Benjamin Griffith Brawley was born in Columbia, South Carolina, on April 22, 1882 and was raised in Petersburg, Virginia. Brawley was the second eldest of nine children born to Margaret Saphronia (née Dickerson) and Edward McKnight Brawley. The elder Brawley was born in Charleston, South Carolina and was the first African American to earn a degree from Bucknell University. He was also the first president of Morris College in South Carolina and, later, served as president of Selma University in Alabama. Edward Brawley was also an author and Baptist clergyman who wrote the book Sin and Salvation. Benjamin Brawley was first taught at home by his mother, then attended school in Nashville, starting in third grade. At twelve, he began to study Latin and, at fourteen, his father taught him Greek. His early instruction also included regular readings of poetry. Brawley enrolled at Atlanta Baptist Seminary (now, Morehouse College) when he was thirteen. He graduated with honors in 1901 at age nineteen. Brawley then earned a BA from the University of Chicago in 1906 and an MA from Harvard University two years later. 

Brawley wrote his first booklet of poems, A Toast to Love and Death, while attending Atlanta Baptist Seminary. He also wrote the poem “A Prayer,” about a lynching in Georgia, while in college. It was later set to music. Brawley’s future chapbooks were privately printed and issued by Atlanta Baptist College Press: A Prayer; The Problem and Other Poems; The Desire of the Moth for the Star; and The Seven Sleepers at Ephesus. The Dawn and Other Poems was privately printed in Washington, D.C.

Brawley is better known for his prose publications, which chronicle literary history and, particularly, African American history. A Short History of the Negro (Macmillan Co.) was published in 1913, in response to a student’s complaint about a dearth of literature on African American history. It was praised by NAACP leader Walter White.
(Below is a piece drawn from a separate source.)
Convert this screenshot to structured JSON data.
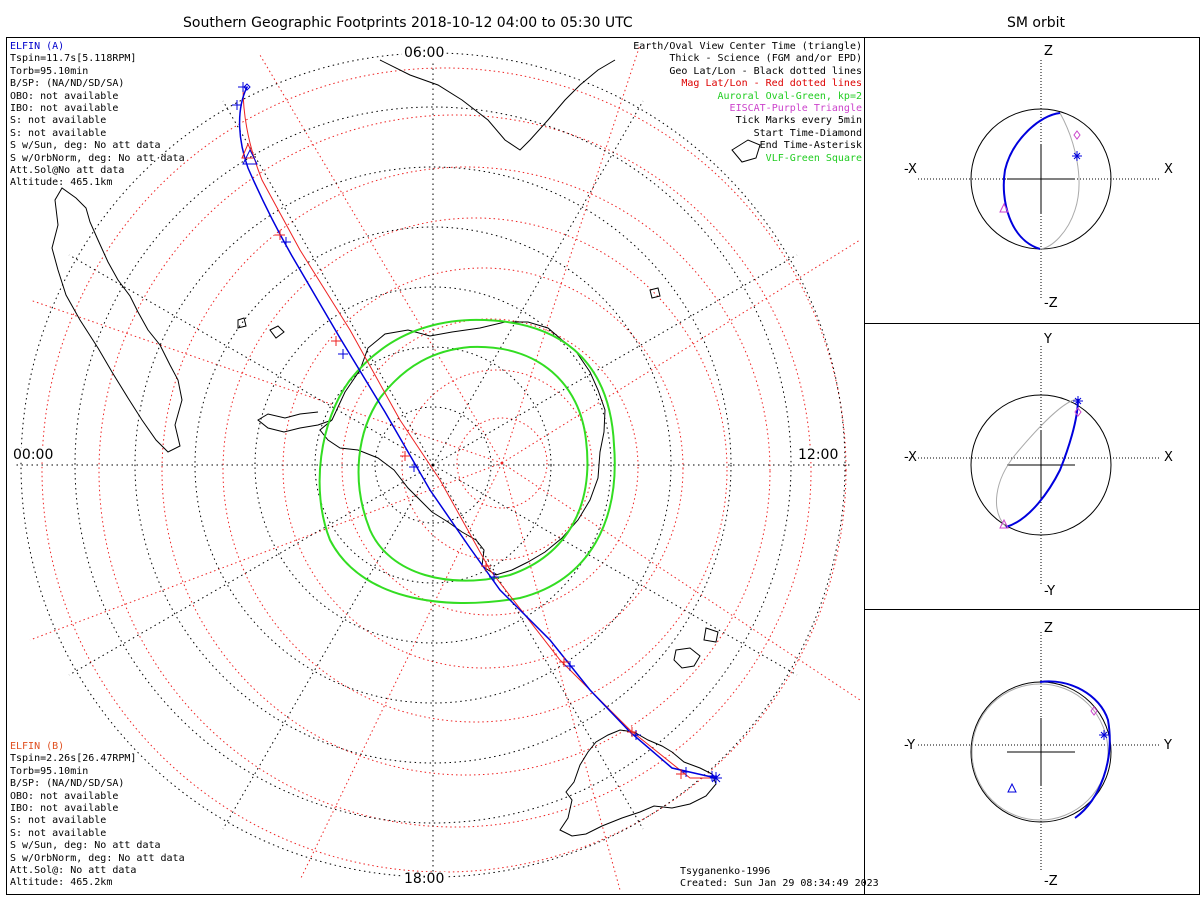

In the same year, Brawley released History of Morehouse College (Atlanta Baptist College Press), which describes how higher education was administered to African Americans in the early twentieth century. These volumes were followed by A New Survey of English Literature (Alfred A. Knopf, 1925); A Short History of the English Drama (Harcourt, Brace and Company, Inc., 1921); A Social History of the American Negro (The Macmillan Co., 1921), which included a history and study of the Republic of Liberia based on Brawley’s five months of travel and research; and The Negro in Literature and Art (Duffield & Company, 1918), which was first released as a privately-printed booklet published in Atlanta in 1910. The Negro in Literature and Art was the first comprehensive work that surveyed the African American community’s contributions to the arts and literature. It was revised and expanded in subsequent years. His later books include Paul Laurence Dunbar: Poet of His People (University of North Carolina Press, 1936), which was the result of a correspondence with James Weldon Johnson in the early 1930s and an intended part of a proposed biographical series of twelve eminent African Americans; Early Negro American Writers: Selections with Biographical and Critical Introductions (University of North Carolina Press, 1935); and History of the English Hymn (The Abingdon Press, 1932). In 1937, Brawley released a revised edition of his father’s book, Sin and Salvation

Though he was a prolific writer of poetry and prose, Brawley’s primary career was in education. He started his professional career as a teacher in Florida and moved back to Atlanta to teach at his alma mater, Atlanta Baptist Seminary. He joined the faculty at Howard University in 1910 and met his future wife, the Kingston native, Hilda Damaris Prowd, shortly thereafter. Prowd shared Brawley’s interests in opera, reading, and travel. He wrote the sonnet “First Sight” about their initial meeting. Brawley returned to Atlanta Baptist Seminary after two years at Howard and was one of three leaders at the institution who transformed it and established Morehouse College. Brawley remained at Morehouse for eight years. While teaching six classes per day and managing administrative duties, Brawley contributed experimental prose and poetry to numerous periodicals, including Lippincott’s Magazine. In 1921, Brawley became an ordained Baptist minister in Boston and a pastor in Brockton, Massachusetts. He left the clergy after a year to teach at Shaw University. He returned to Howard in 1931, where he taught only two courses, thus leaving him with the freedom to write and publish frequently in the 1930s. 

Brawley died in Washington, D.C. on February 1, 1939. In 1991, he was inducted into the South Carolina Academy of Authors.